After more than 114,000 people signed a petition asking the White House to reverse a recent decision by the Library of Congress to criminalize the unlocking of cellular phones, the office of President Obama has responded in support of legalizing the practice.
“It's common sense, crucial for protecting consumer choice, and important for ensuring we continue to have the vibrant, competitive wireless market that delivers innovative products and solid service to meet consumers' needs,” the White House said in today’s statement.
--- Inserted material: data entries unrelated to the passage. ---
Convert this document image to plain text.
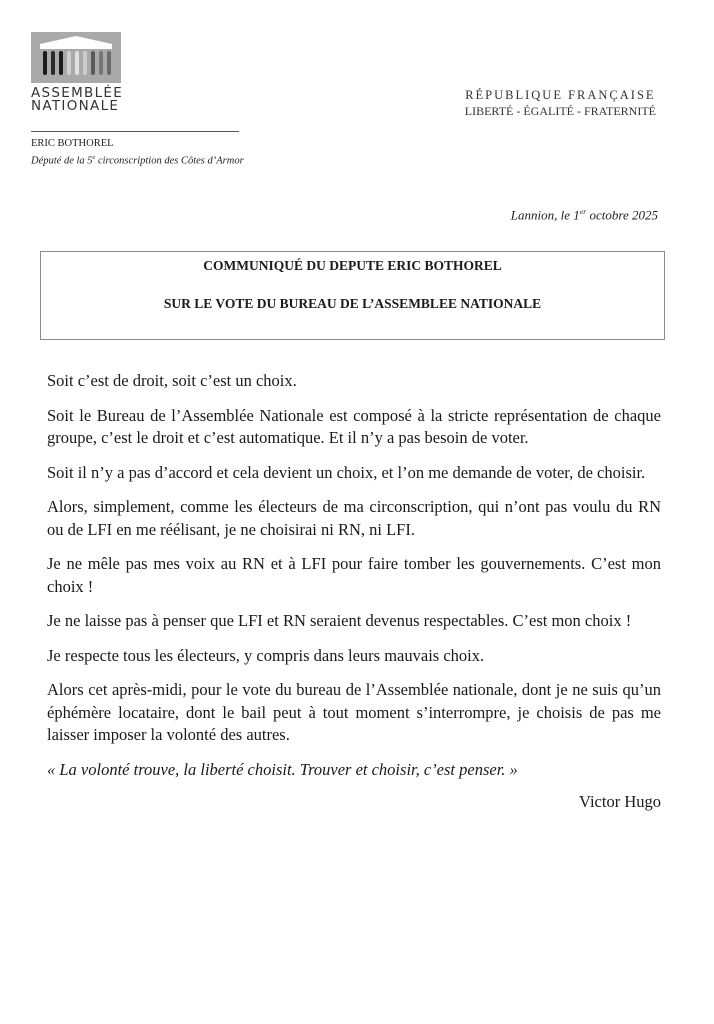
ASSEMBLÉE
NATIONALE
RÉPUBLIQUE FRANÇAISE
LIBERTÉ - ÉGALITÉ - FRATERNITÉ
ERIC BOTHOREL
Député de la 5e circonscription des Côtes d’Armor
Lannion, le 1er octobre 2025
COMMUNIQUÉ DU DEPUTE ERIC BOTHOREL
SUR LE VOTE DU BUREAU DE L’ASSEMBLEE NATIONALE

Soit c’est de droit, soit c’est un choix.

Soit le Bureau de l’Assemblée Nationale est composé à la stricte représentation de chaque groupe, c’est le droit et c’est automatique. Et il n’y a pas besoin de voter.

Soit il n’y a pas d’accord et cela devient un choix, et l’on me demande de voter, de choisir.

Alors, simplement, comme les électeurs de ma circonscription, qui n’ont pas voulu du RN ou de LFI en me réélisant, je ne choisirai ni RN, ni LFI.

Je ne mêle pas mes voix au RN et à LFI pour faire tomber les gouvernements. C’est mon choix !

Je ne laisse pas à penser que LFI et RN seraient devenus respectables. C’est mon choix !

Je respecte tous les électeurs, y compris dans leurs mauvais choix.

Alors cet après-midi, pour le vote du bureau de l’Assemblée nationale, dont je ne suis qu’un éphémère locataire, dont le bail peut à tout moment s’interrompre, je choisis de pas me laisser imposer la volonté des autres.

« La volonté trouve, la liberté choisit. Trouver et choisir, c’est penser. »

Victor Hugo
It added that it should also be legal to unlock tablets.
Moving forward in addressing the issue, the White House suggested “narrow legislation fixes in the telecommunications space.” It also urged the FCC and the Department of Commerce's National Telecommunications and Information Administration to take action and encouraged providers to “consider what steps they as businesses can take to ensure that their customers can fully reap the benefits and features they expect when purchasing their devices.”
Unlocking phones had previously been deemed an exception to the Digital Millennium Copyright Act but a decision by the Library of Congress changed that earlier this year and threatened to impose a fine upon users engaging in the practice.
Last week, FCC Chairman Julius Genachowski said that he would look into the matter, saying the ruling raises competition and innovation concerns.
CTIA noted that the practice of unlocking phones is essential to the industry but that user unlocking had enabled “large scale phone trafficking operations” to buy, unlock and sell pre-paid handsets away from the U.S. market. CTIA also said that owners of wireless devices do not necessarily own the software on those devices.